Eur J Pediatr. 2009 Nov;168(11):1395-9. doi: 10.1007/s00431-009-0933-0. Epub 2009 Feb 11.
Leukaemia and lymphoma may present with symptoms and signs mimicking common respiratory conditions of childhood such as asthma or croup. The UK National Institute for Clinical Excellence guidelines for referral for suspected cancer state that "the primary healthcare professional should be ready to review the initial diagnosis in patients in whom common symptoms do not resolve as expected" and "must be alert to the possibility of cancer when confronted by unusual symptom patterns" (National Institute for Health and Clinical Excellence, 2005).

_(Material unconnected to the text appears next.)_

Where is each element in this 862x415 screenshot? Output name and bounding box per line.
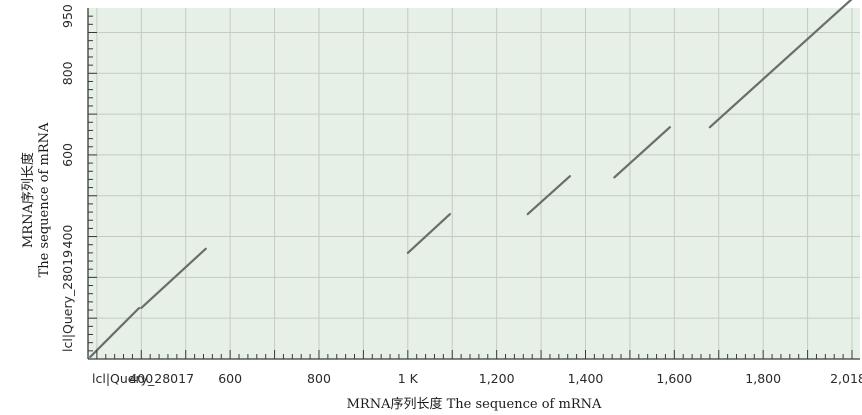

A child with an undiagnosed mediastinal mass presenting with signs and symptoms suggestive of asthma or croup may be given oral systemic steroids. We report four such illustrative cases presenting to a single institution within the last 3 years.
We highlight key points from the history and examination findings which should lead to review of the original diagnosis, the benefit of early chest X-ray in such cases and the dangers of steroid pretreatment.